I have the ability in a sense to be a chameleon and can empathize with their direction, their needs and what they want. If the door is open and they want it, I can usually tell — then I can inject some creativity or some ideas. The number of ideas I contribute is dependent upon how open they are to that and how open their music is. I always want to serve the song. I don’t need the bass to stand out or do something spectacular unless it’s the type of music that wants that. I’m just as happy to play a long note with depth and precision as I am to play a creative lick that maybe no one might think of — kind of coming from left field. Also, a positive attitude and if they want my creativity, I’ll give them as much as they want. If they prefer more of a craftsman’s approach, I give them exactly that.
As a producer, how do you govern a session?
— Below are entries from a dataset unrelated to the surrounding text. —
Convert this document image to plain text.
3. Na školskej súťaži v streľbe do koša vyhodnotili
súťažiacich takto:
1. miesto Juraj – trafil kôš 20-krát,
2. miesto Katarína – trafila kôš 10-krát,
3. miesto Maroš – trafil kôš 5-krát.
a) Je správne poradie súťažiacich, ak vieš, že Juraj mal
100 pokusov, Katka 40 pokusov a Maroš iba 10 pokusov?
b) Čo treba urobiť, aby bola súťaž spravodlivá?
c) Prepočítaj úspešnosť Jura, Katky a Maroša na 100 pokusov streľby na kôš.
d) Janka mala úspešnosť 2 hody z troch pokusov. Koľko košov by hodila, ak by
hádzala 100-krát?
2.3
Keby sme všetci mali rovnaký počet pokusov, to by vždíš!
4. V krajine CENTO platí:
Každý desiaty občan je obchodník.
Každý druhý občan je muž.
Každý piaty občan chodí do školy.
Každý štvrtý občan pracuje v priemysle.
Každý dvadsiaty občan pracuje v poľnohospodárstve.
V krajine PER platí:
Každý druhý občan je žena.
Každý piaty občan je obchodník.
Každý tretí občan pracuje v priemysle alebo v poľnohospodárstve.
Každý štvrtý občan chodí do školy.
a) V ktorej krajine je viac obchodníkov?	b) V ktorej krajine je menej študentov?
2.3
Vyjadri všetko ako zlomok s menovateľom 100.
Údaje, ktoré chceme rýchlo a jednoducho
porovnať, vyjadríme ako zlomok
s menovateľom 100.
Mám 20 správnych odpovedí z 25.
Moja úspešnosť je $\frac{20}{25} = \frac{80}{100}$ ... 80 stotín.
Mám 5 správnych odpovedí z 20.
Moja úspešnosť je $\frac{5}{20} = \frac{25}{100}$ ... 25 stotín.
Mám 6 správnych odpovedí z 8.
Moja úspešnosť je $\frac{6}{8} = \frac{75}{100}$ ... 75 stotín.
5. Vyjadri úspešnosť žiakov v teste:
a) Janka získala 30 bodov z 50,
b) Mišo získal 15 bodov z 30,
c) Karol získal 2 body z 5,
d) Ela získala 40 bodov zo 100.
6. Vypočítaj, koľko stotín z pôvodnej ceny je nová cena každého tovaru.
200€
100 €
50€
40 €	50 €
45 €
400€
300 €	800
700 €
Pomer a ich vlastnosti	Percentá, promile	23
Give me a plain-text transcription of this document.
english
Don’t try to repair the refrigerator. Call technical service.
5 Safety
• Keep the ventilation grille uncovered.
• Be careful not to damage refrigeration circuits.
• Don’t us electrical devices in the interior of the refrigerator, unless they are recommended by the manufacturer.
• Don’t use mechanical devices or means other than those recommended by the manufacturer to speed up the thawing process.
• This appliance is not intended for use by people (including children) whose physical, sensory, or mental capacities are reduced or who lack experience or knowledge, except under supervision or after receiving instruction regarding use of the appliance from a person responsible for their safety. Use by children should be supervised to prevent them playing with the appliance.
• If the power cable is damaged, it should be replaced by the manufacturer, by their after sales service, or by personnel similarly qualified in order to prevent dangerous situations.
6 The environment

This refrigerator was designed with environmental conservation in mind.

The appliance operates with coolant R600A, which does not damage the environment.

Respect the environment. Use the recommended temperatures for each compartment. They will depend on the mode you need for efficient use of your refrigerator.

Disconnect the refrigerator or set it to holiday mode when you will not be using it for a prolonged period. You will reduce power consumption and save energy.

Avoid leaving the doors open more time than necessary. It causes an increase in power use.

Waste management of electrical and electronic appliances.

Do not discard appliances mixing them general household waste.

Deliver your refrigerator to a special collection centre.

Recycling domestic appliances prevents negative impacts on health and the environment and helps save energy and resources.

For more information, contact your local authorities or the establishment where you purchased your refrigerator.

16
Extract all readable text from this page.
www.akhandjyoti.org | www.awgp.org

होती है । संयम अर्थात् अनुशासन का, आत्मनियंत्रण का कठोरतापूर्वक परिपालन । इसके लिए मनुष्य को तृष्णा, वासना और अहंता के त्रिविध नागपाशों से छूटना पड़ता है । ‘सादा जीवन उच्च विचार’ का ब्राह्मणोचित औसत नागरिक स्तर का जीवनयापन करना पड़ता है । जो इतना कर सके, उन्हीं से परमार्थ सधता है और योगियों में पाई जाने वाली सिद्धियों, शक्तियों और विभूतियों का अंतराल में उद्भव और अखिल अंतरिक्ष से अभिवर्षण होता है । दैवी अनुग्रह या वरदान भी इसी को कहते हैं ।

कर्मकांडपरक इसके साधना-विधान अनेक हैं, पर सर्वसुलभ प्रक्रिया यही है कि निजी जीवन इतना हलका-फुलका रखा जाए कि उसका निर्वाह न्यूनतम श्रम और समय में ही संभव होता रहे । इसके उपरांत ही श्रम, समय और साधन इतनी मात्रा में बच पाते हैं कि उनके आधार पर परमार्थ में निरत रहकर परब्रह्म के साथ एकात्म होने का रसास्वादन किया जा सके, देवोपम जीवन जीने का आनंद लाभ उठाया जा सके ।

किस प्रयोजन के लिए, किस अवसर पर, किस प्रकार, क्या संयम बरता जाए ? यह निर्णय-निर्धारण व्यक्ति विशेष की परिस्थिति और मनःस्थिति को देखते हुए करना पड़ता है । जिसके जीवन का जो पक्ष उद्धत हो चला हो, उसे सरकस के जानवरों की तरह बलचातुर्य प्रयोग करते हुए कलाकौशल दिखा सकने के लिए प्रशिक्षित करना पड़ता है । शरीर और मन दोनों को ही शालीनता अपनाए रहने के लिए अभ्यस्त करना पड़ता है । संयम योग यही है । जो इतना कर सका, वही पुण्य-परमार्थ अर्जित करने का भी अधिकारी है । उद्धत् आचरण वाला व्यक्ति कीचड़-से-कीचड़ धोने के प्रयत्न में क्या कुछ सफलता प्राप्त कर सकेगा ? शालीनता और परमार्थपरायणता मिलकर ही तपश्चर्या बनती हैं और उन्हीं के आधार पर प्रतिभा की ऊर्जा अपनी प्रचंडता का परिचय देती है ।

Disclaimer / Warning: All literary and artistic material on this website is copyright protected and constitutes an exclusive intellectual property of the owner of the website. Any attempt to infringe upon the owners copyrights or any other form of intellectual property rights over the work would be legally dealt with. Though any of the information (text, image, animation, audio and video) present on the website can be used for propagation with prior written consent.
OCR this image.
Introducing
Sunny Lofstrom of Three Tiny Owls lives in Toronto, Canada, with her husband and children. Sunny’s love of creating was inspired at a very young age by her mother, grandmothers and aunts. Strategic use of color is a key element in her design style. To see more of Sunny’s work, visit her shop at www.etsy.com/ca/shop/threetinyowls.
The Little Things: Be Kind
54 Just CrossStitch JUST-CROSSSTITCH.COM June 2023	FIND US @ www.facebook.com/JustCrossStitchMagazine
I think the most important thing I’ve learned is casting. It’s everything. It’s just like a movie. I think the best results come from being a bass player who plays many styles, so I kind of know which musicians might make a great team. My first thinking is if I have four or five musicians in the room helping this artist who I am producing, will they get along, will the chemistry be right? That’s why the successful musicians in this world are great at what they do, but maybe they are also people people. Social skills are huge, especially when you are crammed in a recording studio together. It takes the right sense of humour, when to be quiet, when to speak up. Being conscious of social cues helps people in their career. Also, creating an atmosphere for the best performance. Sometimes the musicians that come on a session are also producers, and they have to know they are wearing their musician hat, not their producer hat. If you can establish upfront where everyone’s hat is, unless they are asked their opinion, things flow better.
A major highlight in your career?
Right off the top of my head, maybe a week with guitarist Larry Coryell and drummer Claude Ranger at East 85th Street. Booker Dave Caplan called me about playing with guitarist Emily Remler, she couldn’t make the gig and was sick, so Larry Coryell took her place for a week and Claude Ranger was already out there. This would be 1986-ish. I remember being so thrilled by that week, and Larry was so knowledgeable and so good at everything. Also, some of the moments I spent with trumpeter Freddy Stone’s quintet would be of the highest moments musically because he trained us to do something different. Playing with vocalist Karyn Allison in Japan. I don’t want to leave anybody out.
Anybody ever put the fear in you on stage?
You mean like old-school stuff? Sure. I got schooled by pianist Wray Downes once. I was 18 years old and was called from music camp to come in at the last moment and sub for a bass player that couldn’t make the gig. It was Wray Downes and Buff Allen on drums. I’m 18 and played a lot of jazz already and things are going well, we are swinging along when he said something to me while we are playing, and I couldn’t quite hear it. He must have said, “Stay in the low register.” I’m walking away and going way up high on the bass into the upper stratosphere and kept doing it. He really barked at me hugely, majorly for playing up so high when I should have been down low. As an 18-year-old, you don’t really know that’s the way things are in jazz. You only got up there occasionally, but not as much as I was. It was a shocking moment where I thought, do I really want to go on in this business? I had Big Miller grab my bass once and say, “No man, it’s gotta roll, it’s gotta swing.” I had those onstage moments of old-school training and appreciated it. I didn’t get them a lot because I came in on the tail end of that era but got enough to know what that was all about and didn’t mind it at all.